Really, this is kind of a software issue (not knowing what package could explicitly fit a bimodal log-normal) but it's made me think about something I have wondered often: is fitting a normal distribution to logged data equivalent to fitting a log-normal distribution to the original data? I suspect not, but I am not sure why? (Ignoring cases of having zeros or negative data. Assuming all data are fairly large positives, but skewed). Also knowing that of course you'd need to back transform to get to the original value estimates.
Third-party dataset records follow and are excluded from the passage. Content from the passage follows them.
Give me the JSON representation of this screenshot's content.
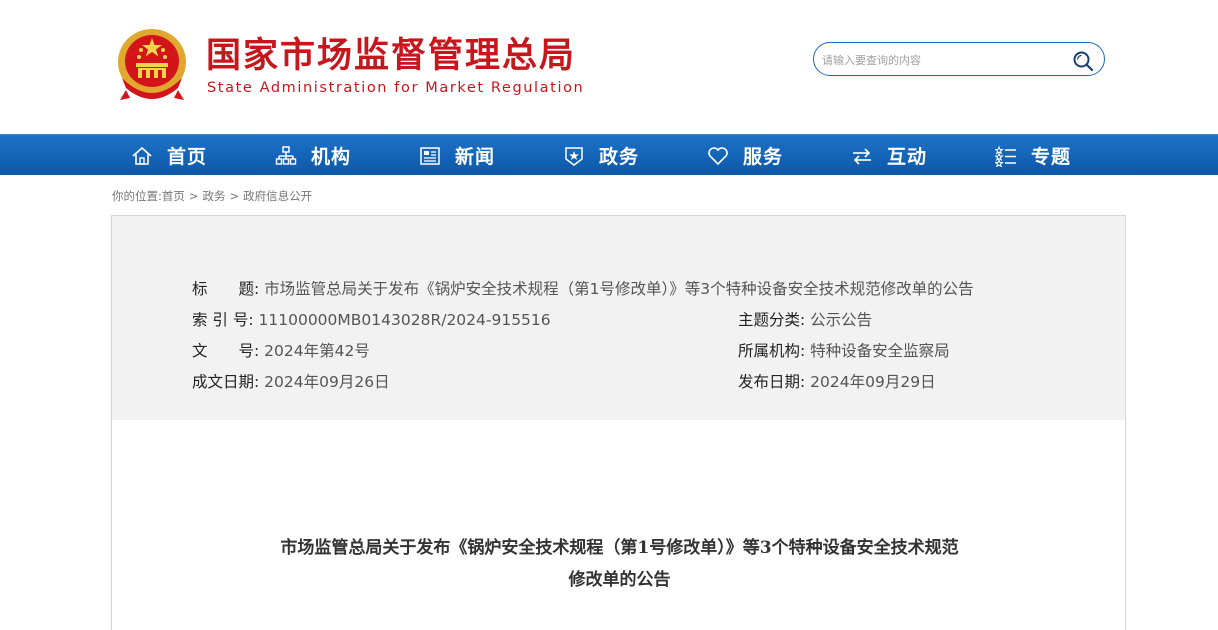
{
  "header": {
    "title": "国家市场监督管理总局",
    "subtitle": "State Administration for Market Regulation",
    "search": {
      "placeholder": "请输入要查询的内容",
      "value": ""
    }
  },
  "nav": {
    "items": [
      {
        "label": "首页",
        "icon": "home-icon"
      },
      {
        "label": "机构",
        "icon": "org-chart-icon"
      },
      {
        "label": "新闻",
        "icon": "newspaper-icon"
      },
      {
        "label": "政务",
        "icon": "badge-star-icon"
      },
      {
        "label": "服务",
        "icon": "heart-icon"
      },
      {
        "label": "互动",
        "icon": "swap-arrows-icon"
      },
      {
        "label": "专题",
        "icon": "topic-list-icon"
      }
    ]
  },
  "breadcrumb": {
    "prefix": "你的位置:",
    "items": [
      "首页",
      "政务",
      "政府信息公开"
    ],
    "separator": ">"
  },
  "info": {
    "title_label": "标　　题:",
    "title_value": "市场监管总局关于发布《锅炉安全技术规程（第1号修改单）》等3个特种设备安全技术规范修改单的公告",
    "index_label": "索 引 号:",
    "index_value": "11100000MB0143028R/2024-915516",
    "category_label": "主题分类:",
    "category_value": "公示公告",
    "doc_no_label": "文　　号:",
    "doc_no_value": "2024年第42号",
    "org_label": "所属机构:",
    "org_value": "特种设备安全监察局",
    "created_label": "成文日期:",
    "created_value": "2024年09月26日",
    "published_label": "发布日期:",
    "published_value": "2024年09月29日"
  },
  "article": {
    "title_line1": "市场监管总局关于发布《锅炉安全技术规程（第1号修改单）》等3个特种设备安全技术规范",
    "title_line2": "修改单的公告"
  },
  "colors": {
    "brand_red": "#c8161d",
    "nav_blue": "#0f5fb0",
    "search_border": "#1f67b8"
  }
}
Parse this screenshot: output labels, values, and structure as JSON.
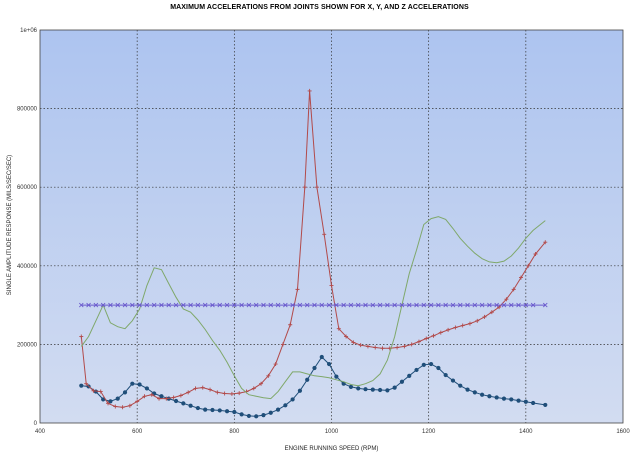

I tried to test this out with some toy data and realized I don't even know why the meanlog associated with a log-normal distribution is NOT what you get when you take the mean of the logged normal distribution. So maybe my understanding is already broken when it comes to the log-normal's parameters.

library(fitdistrplus)

set.seed(1)
test <- rnorm(1000, mean=100)
test[test<=0] <- NA #Unnecessary since no values <= 0, but just to prove
test<-na.omit(test)

log.test <- log10(test)
mean(log.test)
sd(log.test)
#1.999926 is mean for log.test
#0.004496153 is sd for log.test

fitdist(log.test, dist="lnorm", method="mle")
#However, "meanlog" is 0.693107737 and "sdlog" is 0.002247176
#The means are so different, not sure why?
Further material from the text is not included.